Let $\;y_1\left(x,\,\lambda\right),\: y_2\left(x,\,\lambda\right)\;$ be respective solutions of eigenvalue problem \begin{align}y\,'' &= \lambda \,y, & x&\in\big(\,0,\,\infty\,\big),&\lambda&\in\mathbb{C}\end{align} with boundary conditions \begin{align} &\begin{cases} y_{1}\big(0,\,\lambda\big)=1\\y_{1}'\big(0,\,\lambda\big)=0\end{cases} & \text{ and } & &\begin{cases} y_{2}\big(0,\,\lambda\big)=0\\y_{2}'\big(0,\,\lambda\big)=1\end{cases} \end{align}
I need to find a function $\,m\left(\lambda\right)\,$ such that the function \begin{align} \psi\big(x,\,\lambda\big) = y_{2}\big(x,\,\lambda\big) + m\left(\lambda\right)\, y_{1}\big(x,\,\lambda\big) \end{align} is in $\;L^{2}_{\left(0,\infty\right)}$.

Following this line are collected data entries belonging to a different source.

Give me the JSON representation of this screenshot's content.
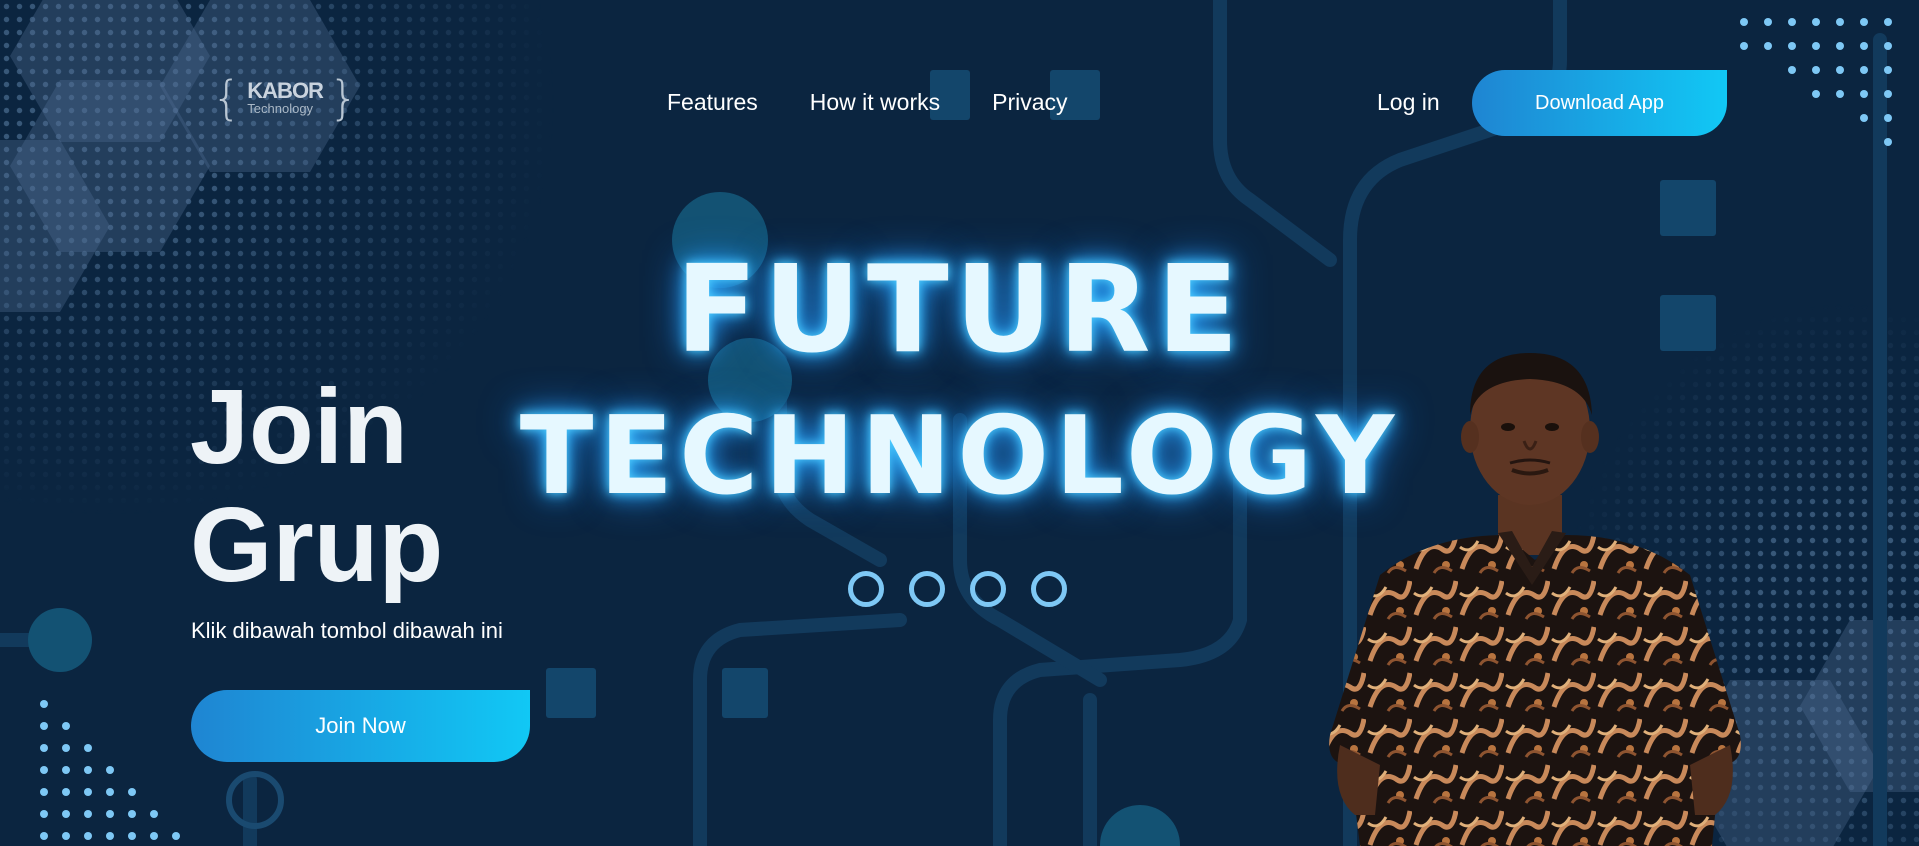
{
  "brand": {
    "name": "KABOR",
    "tagline": "Technology"
  },
  "nav": {
    "items": [
      "Features",
      "How it works",
      "Privacy"
    ]
  },
  "header": {
    "login_label": "Log in",
    "download_label": "Download App"
  },
  "hero": {
    "headline_line1": "FUTURE",
    "headline_line2": "TECHNOLOGY",
    "slide_count": 4
  },
  "cta": {
    "title_line1": "Join",
    "title_line2": "Grup",
    "subtitle": "Klik dibawah tombol dibawah ini",
    "button_label": "Join Now"
  },
  "colors": {
    "background": "#0b2540",
    "accent_start": "#1f85d2",
    "accent_end": "#11c8f5",
    "glow": "#4fd0ff",
    "dot": "#7ec8f5"
  }
}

The problem arose in context of solutions of Sturm-Liouville eigenproblems dependent on eigenvalue as parameter. I have no idea how to approach it, and will appreciate any relevant advice.

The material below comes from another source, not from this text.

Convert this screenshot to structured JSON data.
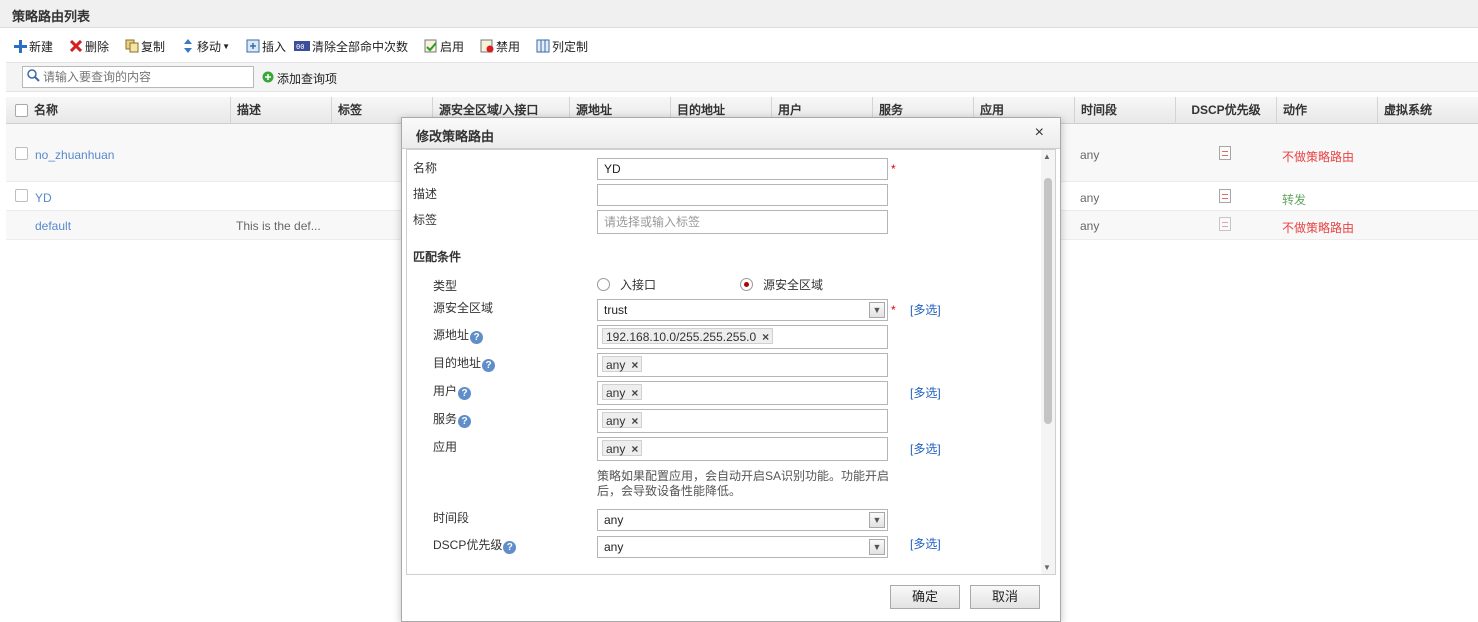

The solutions are $$ y_1(x,\lambda) = \cosh(\sqrt{\lambda}x), \;\;\; y_2(x,\lambda) = \frac{\sinh(\sqrt{\lambda}x)}{\sqrt{\lambda}}, $$ where $\sqrt{\lambda}$ has its branch cut along the negative real axis. Using this particular branch cut ensures that $\Re\sqrt{\lambda} > 0$ for $\mathbb{C}\setminus(-\infty,0]$. Then $e^{\sqrt{\lambda}x} \notin L^2[0,\infty)$ and $e^{-\sqrt{\lambda}x} \in L^2[0,\infty)$ for $\lambda\in\mathbb{C}\setminus(-\infty,0]$ Therefore, the unique $m(\lambda)$ for which $$ y_2 + my_1 \in L^2[0,\infty), \;\;\; \lambda\in\mathbb{C}\setminus(-\infty,0], $$ must be chosen so that the $e^{\sqrt{\lambda}x}$ term is absent. Hence, $$ \frac{1}{2\sqrt{\lambda}}+\frac{1}{2}m(\lambda) = 0 \\ \implies m = -1/\sqrt{\lambda}. $$ Note: It is more common to consider the operator with negative coefficient of $y''$ on the left. The reason for the branch along the negative real axis is that the spectrum of your operator is the negative real axis. One normally tries to arrange the spectrum to be infinite in the positive direction instead, which is arranged by considering $Lf=-(pf')'+qf$ instead of $Lf=(pf')'-qf$.